It now becomes obvious that for any set of active regions, the definition of what defined “being connected” in the microstate methodology is a priori excluding what defines “being connected” as it is obtained when using indices of lagged phase locking or lagged coherence: The dynamics of sources conforming to the definition of a microstate have among them a nonlagged correlation of 1, whereas the dynamics of sources conforming to the PLI definition of connectivity have a nonlagged correlation of 0, whereas both of these source dynamics mix and become observable on the scalp through the same volume conductor. The two definitions of “being connected” that the authors have used are thus from a formal point of view mutually exclusive, and their combination is contradictory: The claim that the reliability of the PLI index increases after parcellation of the data into microstates translates into the statement that the reliability of an estimator of lagged connectivity increases after selecting analysis periods that minimize the very same estimator.

The contradiction may, however, be resolved by the claim that there are two functionally connected systems that form a kind of meta-states: During such a meta-state, one of these systems may be assumed to operate in a way that can reasonably be accounted for by the microstate model, whereas during the same meta-state, the connectivity of the other system can be reasonably accounted for by lagged coherence. This is what the authors seem to suggest when they argue in the discussion that microstate-type network processes may be bound to deeper brain regions, whereas the lagged coherence-type network processes take place in direct proximity of the electrodes, that is, in superficial regions of the brain.

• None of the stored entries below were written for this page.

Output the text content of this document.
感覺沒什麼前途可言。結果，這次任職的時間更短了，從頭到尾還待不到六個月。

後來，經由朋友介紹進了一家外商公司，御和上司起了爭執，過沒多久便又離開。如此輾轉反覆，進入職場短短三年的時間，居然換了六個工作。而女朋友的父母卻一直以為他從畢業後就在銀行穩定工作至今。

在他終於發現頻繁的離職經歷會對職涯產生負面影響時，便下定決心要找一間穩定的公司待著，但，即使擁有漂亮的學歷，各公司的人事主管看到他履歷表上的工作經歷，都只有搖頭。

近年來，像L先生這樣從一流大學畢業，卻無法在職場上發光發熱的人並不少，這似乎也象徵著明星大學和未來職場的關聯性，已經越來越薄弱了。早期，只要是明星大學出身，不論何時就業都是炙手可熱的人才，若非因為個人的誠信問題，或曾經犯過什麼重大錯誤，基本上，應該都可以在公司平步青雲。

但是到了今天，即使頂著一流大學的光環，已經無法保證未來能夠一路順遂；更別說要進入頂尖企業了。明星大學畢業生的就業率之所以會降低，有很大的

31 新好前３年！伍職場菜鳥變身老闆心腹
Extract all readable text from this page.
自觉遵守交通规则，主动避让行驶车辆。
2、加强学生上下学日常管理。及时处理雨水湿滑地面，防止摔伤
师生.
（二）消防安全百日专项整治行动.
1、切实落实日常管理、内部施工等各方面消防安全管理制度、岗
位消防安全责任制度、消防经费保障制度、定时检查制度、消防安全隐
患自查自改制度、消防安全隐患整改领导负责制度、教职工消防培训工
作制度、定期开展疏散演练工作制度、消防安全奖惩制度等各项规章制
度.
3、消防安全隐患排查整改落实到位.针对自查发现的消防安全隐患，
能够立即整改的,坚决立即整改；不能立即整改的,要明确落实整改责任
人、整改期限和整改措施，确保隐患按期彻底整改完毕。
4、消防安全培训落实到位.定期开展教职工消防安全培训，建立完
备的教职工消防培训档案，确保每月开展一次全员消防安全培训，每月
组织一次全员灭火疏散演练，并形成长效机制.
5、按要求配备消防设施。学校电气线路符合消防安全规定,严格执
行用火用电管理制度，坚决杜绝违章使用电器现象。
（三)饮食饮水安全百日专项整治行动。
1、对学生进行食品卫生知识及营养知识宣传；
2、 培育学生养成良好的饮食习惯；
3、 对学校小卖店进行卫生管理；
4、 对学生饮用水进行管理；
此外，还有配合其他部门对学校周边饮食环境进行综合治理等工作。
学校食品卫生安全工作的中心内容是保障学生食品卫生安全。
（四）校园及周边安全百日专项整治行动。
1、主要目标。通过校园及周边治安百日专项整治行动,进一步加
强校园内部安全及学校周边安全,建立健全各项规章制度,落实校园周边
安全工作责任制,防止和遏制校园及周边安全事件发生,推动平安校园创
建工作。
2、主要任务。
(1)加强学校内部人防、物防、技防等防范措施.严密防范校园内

However, for this argument to work, it would be essential that the analysis of the microstate-type connectivity pattern was conducted solely based on a set of sources that excluded those sources interacting through lagged oscillation, and that the analysis of lagged connectivity was conducted on signals that are not stemming from microstate-type network activity. Given the obvious issues with volume conduction on the scalp signal level, and given the low resolution of inverse solutions, it remains elusive how this problem can be solved in a mathematically rigorous way. Also the authors' proposal that such a separation may just coincide with a spatial separation in depth does not solve this issue, because the mixing of source signals on the scalp applies to all sources, such that the data recorded at each scalp electrode may contain information of both superficial and deep sources. Similarly, one may argue that the microstate parcellation would be a mere technical tool that is not meant to be understood literally as connectivity. However, although such an instrumentalist view can avoid the contradictory understandings of connectivity that we have pointed out, it then provides no reason why the measures of lagged connectivity should be viewed any different, and be informative about connectivity beyond what we attribute to the microstate model.

In our opinion, it thus remains elusive what the results the authors reported might represent and how they may be explained.